Od tej branży lepiej trzymać się z daleka?

Do takich wniosków prowadzi analiza techniczna – większość akcji w sektorze budowlanym jest w trendzie spadkowym. W tej sytuacji zachętą do kupowania akcji mogłyby być jedynie niskie wyceny, ale czy ten warunek jest już spełniony?

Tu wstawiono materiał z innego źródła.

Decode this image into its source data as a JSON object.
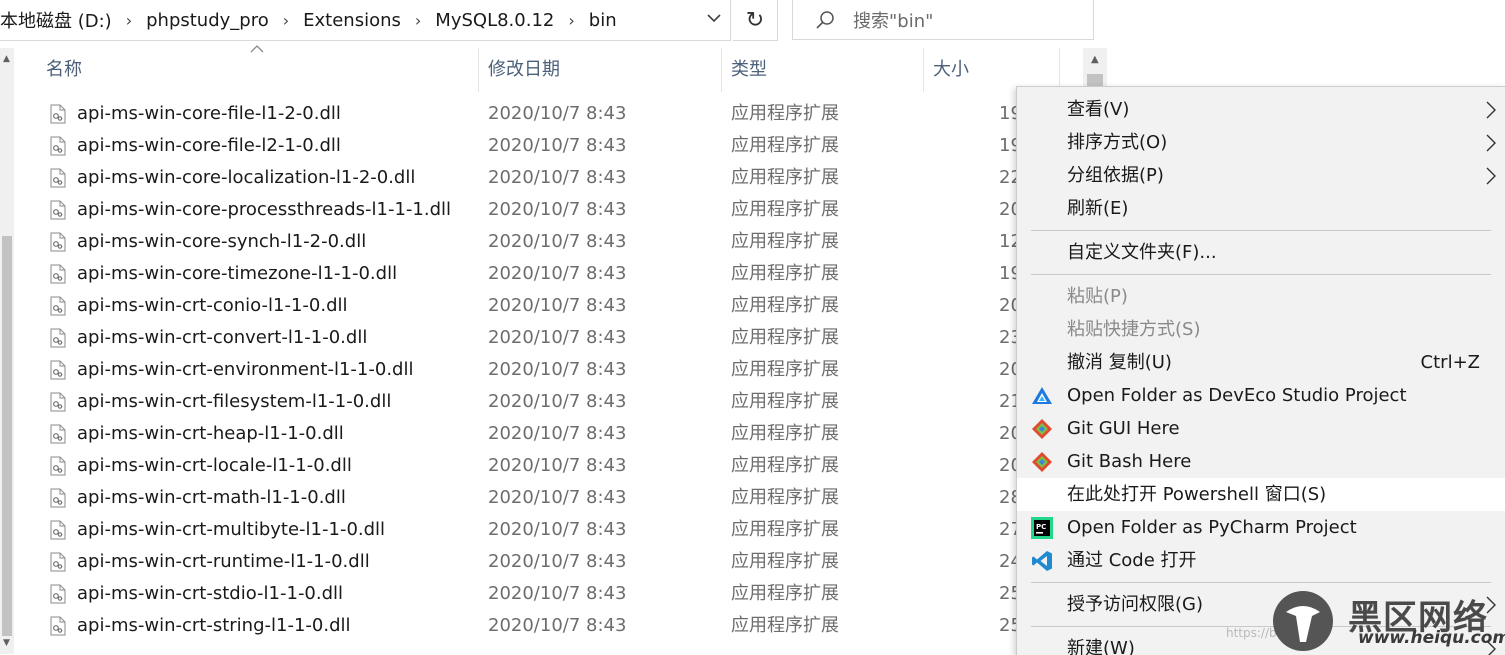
{
  "address": {
    "crumbs": [
      "本地磁盘 (D:)",
      "phpstudy_pro",
      "Extensions",
      "MySQL8.0.12",
      "bin"
    ]
  },
  "search": {
    "placeholder": "搜索\"bin\""
  },
  "columns": {
    "name": "名称",
    "date": "修改日期",
    "type": "类型",
    "size": "大小"
  },
  "files": [
    {
      "name": "api-ms-win-core-file-l1-2-0.dll",
      "date": "2020/10/7 8:43",
      "type": "应用程序扩展",
      "size": "19"
    },
    {
      "name": "api-ms-win-core-file-l2-1-0.dll",
      "date": "2020/10/7 8:43",
      "type": "应用程序扩展",
      "size": "19"
    },
    {
      "name": "api-ms-win-core-localization-l1-2-0.dll",
      "date": "2020/10/7 8:43",
      "type": "应用程序扩展",
      "size": "22"
    },
    {
      "name": "api-ms-win-core-processthreads-l1-1-1.dll",
      "date": "2020/10/7 8:43",
      "type": "应用程序扩展",
      "size": "20"
    },
    {
      "name": "api-ms-win-core-synch-l1-2-0.dll",
      "date": "2020/10/7 8:43",
      "type": "应用程序扩展",
      "size": "12"
    },
    {
      "name": "api-ms-win-core-timezone-l1-1-0.dll",
      "date": "2020/10/7 8:43",
      "type": "应用程序扩展",
      "size": "19"
    },
    {
      "name": "api-ms-win-crt-conio-l1-1-0.dll",
      "date": "2020/10/7 8:43",
      "type": "应用程序扩展",
      "size": "20"
    },
    {
      "name": "api-ms-win-crt-convert-l1-1-0.dll",
      "date": "2020/10/7 8:43",
      "type": "应用程序扩展",
      "size": "23"
    },
    {
      "name": "api-ms-win-crt-environment-l1-1-0.dll",
      "date": "2020/10/7 8:43",
      "type": "应用程序扩展",
      "size": "20"
    },
    {
      "name": "api-ms-win-crt-filesystem-l1-1-0.dll",
      "date": "2020/10/7 8:43",
      "type": "应用程序扩展",
      "size": "21"
    },
    {
      "name": "api-ms-win-crt-heap-l1-1-0.dll",
      "date": "2020/10/7 8:43",
      "type": "应用程序扩展",
      "size": "20"
    },
    {
      "name": "api-ms-win-crt-locale-l1-1-0.dll",
      "date": "2020/10/7 8:43",
      "type": "应用程序扩展",
      "size": "20"
    },
    {
      "name": "api-ms-win-crt-math-l1-1-0.dll",
      "date": "2020/10/7 8:43",
      "type": "应用程序扩展",
      "size": "28"
    },
    {
      "name": "api-ms-win-crt-multibyte-l1-1-0.dll",
      "date": "2020/10/7 8:43",
      "type": "应用程序扩展",
      "size": "27"
    },
    {
      "name": "api-ms-win-crt-runtime-l1-1-0.dll",
      "date": "2020/10/7 8:43",
      "type": "应用程序扩展",
      "size": "24"
    },
    {
      "name": "api-ms-win-crt-stdio-l1-1-0.dll",
      "date": "2020/10/7 8:43",
      "type": "应用程序扩展",
      "size": "25"
    },
    {
      "name": "api-ms-win-crt-string-l1-1-0.dll",
      "date": "2020/10/7 8:43",
      "type": "应用程序扩展",
      "size": "25"
    }
  ],
  "menu": {
    "view": "查看(V)",
    "sort": "排序方式(O)",
    "group": "分组依据(P)",
    "refresh": "刷新(E)",
    "customize": "自定义文件夹(F)...",
    "paste": "粘贴(P)",
    "paste_shortcut": "粘贴快捷方式(S)",
    "undo": "撤消 复制(U)",
    "undo_shortcut": "Ctrl+Z",
    "deveco": "Open Folder as DevEco Studio Project",
    "git_gui": "Git GUI Here",
    "git_bash": "Git Bash Here",
    "powershell": "在此处打开 Powershell 窗口(S)",
    "pycharm": "Open Folder as PyCharm Project",
    "vscode": "通过 Code 打开",
    "access": "授予访问权限(G)",
    "new": "新建(W)"
  },
  "watermark": {
    "brand": "黑区网络",
    "site": "www.heiqu.com",
    "url": "https://bl"
  },
  "colors": {
    "header_text": "#4c607a",
    "menu_bg": "#f2f2f2",
    "highlight": "#ffffff"
  }
}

Aktualizacja: 25.02.2017 20:57 Publikacja: 26.04.2011 02:59

Tomasz Hońdo

Tomasz Hońdo

Foto: Archiwum

W poprzednich tygodniach podtrzymywaliśmy tezę sugerującą, że mimo wszelkich wątpliwości nadal warto trzymać się trendu wzrostowego dominującego w branżach takich jak chemikalia i metale. Niestety, w przypadku szeroko pojętego budownictwa sprawa przedstawia się zupełnie inaczej. I nie chodzi tu o to, że nie warto trzymać się trendu, lecz o to, że ów trend nie jest wzrostowy.

Na początek rzućmy okiem na wykres oficjalnego giełdowego indeksu WIG-Budownictwo. W ostatnich tygodniach doszło tu do niekorzystnych rozstrzygnięć, a ich źródło leży jeszcze w wydarzeniach z września ub.r. Wtedy to indeks branżowy zrezygnował z walki o pokonanie szczytu z kwietnia 2010 r., po czym zaczął się równomiernie osuwać. O ile początkowo oznaczało to trend spadkowy jedynie w średnim terminie, to w lutym br. tendencja ta nabrała większego wymiaru. Indeks przebił bowiem dołek z końca 2009 r. i znalazł się najniżej od maja 2009 r. W takiej sytuacji trudno mówić o tym, że w sektorze panuje jeszcze hossa.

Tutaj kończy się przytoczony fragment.